Our students’ bravery in the face of precarity has compelled me to make empathy and community the cornerstones of my pedagogy. This entails critical self-reflection. In recent years I have made a radical shift in my own listening ethic by embracing careful attendance to students and the multi-various ways they express themselves. The sleepy or lethargic student is not quite the same as the student seduced by mobile devices. The shy student is not equivalent to the passive student. The student who robustly participates in group discussions but who becomes recalcitrant during writing exercises is expressing fear of and alienation from the written word. And the bored student is perhaps an overachiever who needs different mountains to climb. Students want to be heard and understood beyond the academic answers that they find disconnected from their daily lives.

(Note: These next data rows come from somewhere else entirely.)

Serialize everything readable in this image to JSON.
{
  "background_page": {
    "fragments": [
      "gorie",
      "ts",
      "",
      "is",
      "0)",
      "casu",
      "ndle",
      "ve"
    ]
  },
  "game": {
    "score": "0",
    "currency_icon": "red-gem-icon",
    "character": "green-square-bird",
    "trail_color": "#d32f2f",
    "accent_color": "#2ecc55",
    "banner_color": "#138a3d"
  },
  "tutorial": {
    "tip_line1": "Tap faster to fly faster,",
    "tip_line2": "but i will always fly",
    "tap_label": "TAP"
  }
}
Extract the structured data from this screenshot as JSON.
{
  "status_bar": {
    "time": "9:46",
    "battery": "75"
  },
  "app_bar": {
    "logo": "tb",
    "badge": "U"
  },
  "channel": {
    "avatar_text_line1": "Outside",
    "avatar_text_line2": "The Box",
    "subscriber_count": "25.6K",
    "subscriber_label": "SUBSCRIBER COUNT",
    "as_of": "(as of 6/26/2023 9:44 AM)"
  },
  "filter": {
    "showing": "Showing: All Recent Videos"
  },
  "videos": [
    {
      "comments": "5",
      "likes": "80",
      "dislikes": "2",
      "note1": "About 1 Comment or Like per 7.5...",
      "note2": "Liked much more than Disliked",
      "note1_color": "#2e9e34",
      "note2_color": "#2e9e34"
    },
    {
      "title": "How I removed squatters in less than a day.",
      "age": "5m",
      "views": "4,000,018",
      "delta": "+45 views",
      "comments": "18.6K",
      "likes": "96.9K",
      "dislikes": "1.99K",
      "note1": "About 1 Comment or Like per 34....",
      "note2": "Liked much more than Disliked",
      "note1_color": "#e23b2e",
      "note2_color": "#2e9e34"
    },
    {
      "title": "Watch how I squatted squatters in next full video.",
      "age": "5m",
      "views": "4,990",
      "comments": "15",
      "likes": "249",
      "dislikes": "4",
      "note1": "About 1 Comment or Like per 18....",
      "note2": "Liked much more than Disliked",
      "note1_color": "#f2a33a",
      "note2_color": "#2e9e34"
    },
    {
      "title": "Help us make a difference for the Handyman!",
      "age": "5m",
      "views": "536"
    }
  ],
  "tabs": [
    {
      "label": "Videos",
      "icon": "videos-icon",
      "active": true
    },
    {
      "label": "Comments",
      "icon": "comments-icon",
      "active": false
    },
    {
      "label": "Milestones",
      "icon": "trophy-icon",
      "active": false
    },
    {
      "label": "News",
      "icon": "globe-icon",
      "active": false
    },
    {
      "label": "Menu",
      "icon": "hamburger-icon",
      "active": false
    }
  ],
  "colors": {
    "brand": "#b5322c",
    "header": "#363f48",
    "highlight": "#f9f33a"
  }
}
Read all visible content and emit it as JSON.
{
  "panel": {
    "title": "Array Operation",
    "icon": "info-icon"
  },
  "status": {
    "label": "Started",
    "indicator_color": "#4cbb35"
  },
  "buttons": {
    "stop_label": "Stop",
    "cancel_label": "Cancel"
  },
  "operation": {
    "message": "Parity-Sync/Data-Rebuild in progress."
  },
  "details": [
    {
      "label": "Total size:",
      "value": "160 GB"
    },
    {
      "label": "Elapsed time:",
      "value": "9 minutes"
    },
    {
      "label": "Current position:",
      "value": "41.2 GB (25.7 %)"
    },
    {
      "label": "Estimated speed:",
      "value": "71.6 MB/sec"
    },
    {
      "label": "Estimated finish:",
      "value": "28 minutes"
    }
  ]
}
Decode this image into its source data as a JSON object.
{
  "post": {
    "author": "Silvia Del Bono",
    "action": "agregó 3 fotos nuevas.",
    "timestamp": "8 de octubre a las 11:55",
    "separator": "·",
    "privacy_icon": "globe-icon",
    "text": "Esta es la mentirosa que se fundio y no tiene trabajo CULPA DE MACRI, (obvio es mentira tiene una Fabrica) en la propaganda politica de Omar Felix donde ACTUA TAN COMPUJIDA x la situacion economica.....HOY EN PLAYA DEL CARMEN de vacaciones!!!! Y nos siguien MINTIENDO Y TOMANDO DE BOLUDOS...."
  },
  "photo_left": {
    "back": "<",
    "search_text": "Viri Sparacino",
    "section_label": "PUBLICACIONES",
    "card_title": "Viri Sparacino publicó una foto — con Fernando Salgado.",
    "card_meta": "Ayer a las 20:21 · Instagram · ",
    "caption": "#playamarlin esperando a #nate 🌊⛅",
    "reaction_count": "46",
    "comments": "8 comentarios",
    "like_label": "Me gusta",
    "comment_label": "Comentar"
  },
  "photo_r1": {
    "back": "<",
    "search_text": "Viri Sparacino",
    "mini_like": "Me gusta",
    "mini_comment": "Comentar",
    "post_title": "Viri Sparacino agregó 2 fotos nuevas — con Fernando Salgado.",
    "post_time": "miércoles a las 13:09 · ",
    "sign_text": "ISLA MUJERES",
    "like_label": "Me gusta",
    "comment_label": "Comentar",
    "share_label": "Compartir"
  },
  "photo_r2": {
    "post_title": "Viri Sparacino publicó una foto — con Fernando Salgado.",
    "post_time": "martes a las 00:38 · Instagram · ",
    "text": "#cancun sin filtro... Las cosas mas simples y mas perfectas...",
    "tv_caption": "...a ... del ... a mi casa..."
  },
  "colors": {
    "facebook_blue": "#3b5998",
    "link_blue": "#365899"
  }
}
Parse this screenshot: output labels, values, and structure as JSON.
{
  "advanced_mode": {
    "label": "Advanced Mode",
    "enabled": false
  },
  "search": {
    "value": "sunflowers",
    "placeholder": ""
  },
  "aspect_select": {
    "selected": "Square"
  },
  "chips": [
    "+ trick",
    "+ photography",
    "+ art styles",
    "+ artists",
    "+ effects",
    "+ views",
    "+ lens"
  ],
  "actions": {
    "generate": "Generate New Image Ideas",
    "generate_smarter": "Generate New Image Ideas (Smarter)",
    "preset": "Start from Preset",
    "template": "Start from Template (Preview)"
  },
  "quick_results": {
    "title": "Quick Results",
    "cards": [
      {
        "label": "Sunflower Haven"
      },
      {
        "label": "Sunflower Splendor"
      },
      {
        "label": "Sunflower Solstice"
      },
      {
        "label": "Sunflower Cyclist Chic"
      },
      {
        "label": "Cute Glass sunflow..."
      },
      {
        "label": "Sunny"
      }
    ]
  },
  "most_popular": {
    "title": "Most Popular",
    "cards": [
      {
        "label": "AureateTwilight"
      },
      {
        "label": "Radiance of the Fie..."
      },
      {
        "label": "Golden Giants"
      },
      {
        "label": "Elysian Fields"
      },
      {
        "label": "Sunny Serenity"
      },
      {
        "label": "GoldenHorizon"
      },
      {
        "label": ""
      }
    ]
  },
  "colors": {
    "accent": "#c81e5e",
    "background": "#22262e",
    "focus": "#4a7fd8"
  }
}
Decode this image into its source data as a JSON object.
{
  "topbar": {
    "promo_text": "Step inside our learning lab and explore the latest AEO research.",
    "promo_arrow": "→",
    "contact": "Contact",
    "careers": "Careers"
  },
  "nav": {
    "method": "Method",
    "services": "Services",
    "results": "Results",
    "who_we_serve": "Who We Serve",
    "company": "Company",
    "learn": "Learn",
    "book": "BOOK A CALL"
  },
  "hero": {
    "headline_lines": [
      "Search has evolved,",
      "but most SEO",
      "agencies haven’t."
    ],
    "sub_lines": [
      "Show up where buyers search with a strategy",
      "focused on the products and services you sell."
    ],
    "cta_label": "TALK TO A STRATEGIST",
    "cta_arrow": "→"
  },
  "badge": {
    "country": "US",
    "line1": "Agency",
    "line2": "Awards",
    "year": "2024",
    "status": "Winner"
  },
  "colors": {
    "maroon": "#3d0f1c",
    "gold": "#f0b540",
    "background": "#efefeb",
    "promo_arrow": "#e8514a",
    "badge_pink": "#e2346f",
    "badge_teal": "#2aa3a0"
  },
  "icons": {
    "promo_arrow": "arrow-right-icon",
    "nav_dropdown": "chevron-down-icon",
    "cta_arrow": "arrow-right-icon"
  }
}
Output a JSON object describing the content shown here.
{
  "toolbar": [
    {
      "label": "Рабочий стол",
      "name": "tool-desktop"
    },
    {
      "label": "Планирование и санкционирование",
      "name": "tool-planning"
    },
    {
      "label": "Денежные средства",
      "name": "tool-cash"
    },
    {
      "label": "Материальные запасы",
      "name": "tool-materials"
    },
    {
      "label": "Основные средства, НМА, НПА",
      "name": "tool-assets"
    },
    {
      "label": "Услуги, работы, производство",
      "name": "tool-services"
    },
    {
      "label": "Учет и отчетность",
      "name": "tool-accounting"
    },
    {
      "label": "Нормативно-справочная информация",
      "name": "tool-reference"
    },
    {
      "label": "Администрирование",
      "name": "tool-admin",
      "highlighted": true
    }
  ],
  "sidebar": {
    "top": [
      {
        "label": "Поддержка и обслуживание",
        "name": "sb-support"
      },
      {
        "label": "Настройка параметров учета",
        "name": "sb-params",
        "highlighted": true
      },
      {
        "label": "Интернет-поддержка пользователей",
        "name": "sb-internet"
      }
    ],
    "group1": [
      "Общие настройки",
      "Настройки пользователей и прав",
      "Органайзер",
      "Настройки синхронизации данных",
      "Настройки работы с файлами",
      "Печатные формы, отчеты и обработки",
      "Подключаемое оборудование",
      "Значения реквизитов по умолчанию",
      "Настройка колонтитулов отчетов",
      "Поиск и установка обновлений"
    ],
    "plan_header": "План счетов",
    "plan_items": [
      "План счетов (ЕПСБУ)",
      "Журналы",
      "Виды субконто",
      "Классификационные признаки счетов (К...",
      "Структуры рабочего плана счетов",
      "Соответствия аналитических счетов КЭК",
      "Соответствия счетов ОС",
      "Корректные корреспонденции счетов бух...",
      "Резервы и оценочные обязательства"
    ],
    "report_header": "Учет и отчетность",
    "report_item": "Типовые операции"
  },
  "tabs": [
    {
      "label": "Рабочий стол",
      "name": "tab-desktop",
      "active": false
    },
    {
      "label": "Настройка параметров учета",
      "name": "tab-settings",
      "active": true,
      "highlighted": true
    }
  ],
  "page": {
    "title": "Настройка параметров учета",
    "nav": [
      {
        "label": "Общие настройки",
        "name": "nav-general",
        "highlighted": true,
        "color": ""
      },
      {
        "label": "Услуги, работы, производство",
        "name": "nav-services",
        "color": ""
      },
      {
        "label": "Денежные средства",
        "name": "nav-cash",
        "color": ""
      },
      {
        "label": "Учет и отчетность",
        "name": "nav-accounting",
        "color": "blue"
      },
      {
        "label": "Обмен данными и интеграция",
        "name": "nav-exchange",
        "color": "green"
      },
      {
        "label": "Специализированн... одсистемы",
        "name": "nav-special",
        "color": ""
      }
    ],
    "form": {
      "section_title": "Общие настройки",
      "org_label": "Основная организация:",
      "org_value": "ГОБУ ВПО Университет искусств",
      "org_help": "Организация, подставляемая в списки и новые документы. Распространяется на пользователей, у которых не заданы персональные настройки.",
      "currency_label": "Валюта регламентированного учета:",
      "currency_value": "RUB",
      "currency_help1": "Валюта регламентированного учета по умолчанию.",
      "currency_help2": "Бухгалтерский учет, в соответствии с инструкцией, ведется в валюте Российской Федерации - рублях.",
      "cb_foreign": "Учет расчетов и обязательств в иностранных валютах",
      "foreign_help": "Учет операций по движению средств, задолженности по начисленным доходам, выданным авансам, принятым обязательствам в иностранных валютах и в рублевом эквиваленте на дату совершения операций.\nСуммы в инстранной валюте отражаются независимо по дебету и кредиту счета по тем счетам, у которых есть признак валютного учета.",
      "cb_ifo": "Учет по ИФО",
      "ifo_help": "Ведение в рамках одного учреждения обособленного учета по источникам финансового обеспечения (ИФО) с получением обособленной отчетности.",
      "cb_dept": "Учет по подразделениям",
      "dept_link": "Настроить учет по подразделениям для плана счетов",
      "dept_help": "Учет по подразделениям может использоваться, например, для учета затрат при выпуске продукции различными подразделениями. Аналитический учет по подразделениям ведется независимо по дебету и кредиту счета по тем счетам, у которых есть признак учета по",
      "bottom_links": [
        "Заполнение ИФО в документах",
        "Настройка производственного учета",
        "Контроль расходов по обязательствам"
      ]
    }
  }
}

Listening mindfully involves being present in classes. To be present is to be open and available to the exchanges that happen between each participant of that space. It is not always possible, but I know students see that an attempt is made and are delighted when their ideas and various self-expressions are affirmed. In one discussion about the function of art, a student quietly commented that paintings can express what cannot be said. This stayed with me, and a week later I really understood it as I was listening to Miles Davis’s Ascenseur pour l’echaufauds and her words fully registered: music without words or in another language reverberates within us in a manner theorized by Christopher Bollas as the “unthought known.” When I relayed my realization to the class, I saw the student beam, and believe it made other students know that their ideas would be valued. This is what it means to be present for me, and the rewards are abundant.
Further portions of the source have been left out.